Decision-Making Under Pressure
- Melissa Sims
- Aug 21
- 3 min read
Staying Clear-Headed When Stakes Are High
As a leader in home visiting, you’ve probably had those moments: the phone rings, a situation unfolds quickly, and you need to make a decision right now. There’s no time for a long meeting, no perfect set of facts, and no crystal ball to show you the outcome. Just you, your instincts, and the clock ticking.
High-pressure decisions are part of leadership, especially in a field where the stakes involve families’ well-being, staff safety, and program success. The challenge is that urgency can make our brains work against us. Stress triggers fight-or-flight responses, narrowing our focus and sometimes pushing us toward reactive choices. But with a little awareness and a few practical strategies, you can strengthen your ability to stay calm, think clearly, and choose wisely — even when the pressure is on.
Why Pressure Changes the Way We Think
When the stakes are high, your body reacts as if you’re in physical danger. Your brain floods with stress hormones, which can be useful — they heighten alertness and prepare you for action. The downside? They also limit access to your prefrontal cortex, the part responsible for logical reasoning, long-term planning, and weighing consequences.
In other words, the same surge that helps you act fast can also make you think short-term. You might miss details, overlook options, or make a choice that solves the immediate problem but creates bigger ones later.
A Quick Framework for Clarity
When the pressure’s on, you don’t have to choose between freezing up or reacting impulsively. Instead, build in a tiny pause with a framework we call STOP:
S – See the situation clearly
Name the problem out loud or in your head. Defining it quickly helps you avoid solving the wrong issue.
T – Think about the impact
Who will this affect right now? Who will it affect later? This helps you catch hidden consequences.
O – Options check
Even in two minutes, you can generate more than one option. Ask yourself, “What’s my Plan B?”
P – Proceed with purpose
Once you’ve chosen, act decisively and communicate clearly so your team can move forward with confidence.

Balancing Instinct and Information
Under pressure, many leaders lean heavily on gut instinct — and that’s not always a bad thing. Intuition is often the brain’s shorthand for patterns you’ve recognized over years of experience. But gut instinct works best when paired with just enough relevant data.

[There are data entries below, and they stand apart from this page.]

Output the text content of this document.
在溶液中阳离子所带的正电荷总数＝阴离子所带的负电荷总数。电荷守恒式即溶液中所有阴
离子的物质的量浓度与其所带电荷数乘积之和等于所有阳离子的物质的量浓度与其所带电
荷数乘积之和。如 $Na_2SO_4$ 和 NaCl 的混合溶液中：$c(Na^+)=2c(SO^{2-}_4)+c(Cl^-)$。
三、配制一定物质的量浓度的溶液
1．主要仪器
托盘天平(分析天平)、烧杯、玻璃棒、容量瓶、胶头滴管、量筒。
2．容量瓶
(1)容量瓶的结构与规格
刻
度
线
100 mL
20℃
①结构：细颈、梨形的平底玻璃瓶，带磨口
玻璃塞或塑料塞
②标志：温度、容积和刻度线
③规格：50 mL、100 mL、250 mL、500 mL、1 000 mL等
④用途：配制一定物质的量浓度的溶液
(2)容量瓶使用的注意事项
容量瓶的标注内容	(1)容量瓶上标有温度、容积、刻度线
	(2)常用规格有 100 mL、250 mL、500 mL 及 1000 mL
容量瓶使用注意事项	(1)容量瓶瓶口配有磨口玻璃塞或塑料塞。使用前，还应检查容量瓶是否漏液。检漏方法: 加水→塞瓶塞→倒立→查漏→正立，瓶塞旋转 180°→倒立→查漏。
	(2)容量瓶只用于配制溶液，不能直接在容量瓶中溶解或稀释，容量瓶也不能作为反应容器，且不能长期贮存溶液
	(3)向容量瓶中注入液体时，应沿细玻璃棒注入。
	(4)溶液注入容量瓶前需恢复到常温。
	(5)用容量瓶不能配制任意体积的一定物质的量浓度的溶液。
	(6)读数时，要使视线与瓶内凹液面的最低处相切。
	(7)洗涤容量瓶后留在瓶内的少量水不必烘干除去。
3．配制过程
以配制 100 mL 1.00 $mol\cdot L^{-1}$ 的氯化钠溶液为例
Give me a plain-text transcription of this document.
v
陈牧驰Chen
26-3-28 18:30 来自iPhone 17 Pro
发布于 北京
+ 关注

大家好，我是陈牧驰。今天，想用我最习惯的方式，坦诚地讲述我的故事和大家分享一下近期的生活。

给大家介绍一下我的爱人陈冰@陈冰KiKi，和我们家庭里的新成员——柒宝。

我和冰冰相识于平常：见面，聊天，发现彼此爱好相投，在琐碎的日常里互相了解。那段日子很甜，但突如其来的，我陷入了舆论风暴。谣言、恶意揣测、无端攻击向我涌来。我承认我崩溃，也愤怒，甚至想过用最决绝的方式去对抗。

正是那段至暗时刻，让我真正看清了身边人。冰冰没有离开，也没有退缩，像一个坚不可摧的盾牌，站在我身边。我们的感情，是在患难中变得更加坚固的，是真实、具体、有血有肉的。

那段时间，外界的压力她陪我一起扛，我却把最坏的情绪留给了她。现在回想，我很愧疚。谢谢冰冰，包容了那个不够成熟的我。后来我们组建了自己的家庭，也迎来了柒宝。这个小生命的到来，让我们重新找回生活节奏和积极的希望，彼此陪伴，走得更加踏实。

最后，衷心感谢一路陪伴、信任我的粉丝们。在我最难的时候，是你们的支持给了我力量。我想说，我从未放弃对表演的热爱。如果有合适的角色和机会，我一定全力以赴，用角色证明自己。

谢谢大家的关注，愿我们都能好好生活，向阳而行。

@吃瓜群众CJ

If you can, grab one key fact or confirmation before acting. For example:
A quick call to the staff member involved
A check of a client’s file
A glance at program policy
That little bit of grounding can make the difference between a good call and a regret later.
Practical Ways to Prepare Before the Pressure Hits
Pre-plan for common scenarios: Identify the types of urgent decisions you face most often and outline your go-to steps now, when your stress level is low.
Know your resources: Keep contact lists, emergency procedures, and quick-reference guides easy to grab. Decision-making slows when you’re scrambling for information.
Build a trusted “call list”: Have two or three people you can text or call for a quick gut-check in those moments where you’re not sure.
Practice staying calm under stress: Mindfulness exercises, deep breathing, or even a 30-second grounding ritual can help keep your prefrontal cortex online when you need it most.
When the Pressure’s Over
After a high-stakes decision, take time to debrief:
What went well?
What would you do differently next time?
Did your process hold up under stress?
This reflection builds your decision-making “muscle,” so the next time the heat is on, you’ll step in with even more confidence.
Bottom line: Urgent decisions are part of leadership, but they don’t have to feel like shots in the dark. With a clear process, a balance of instinct and fact, and some preemptive preparation, you can lead with steadiness and purpose — no matter how quickly the clock is ticking.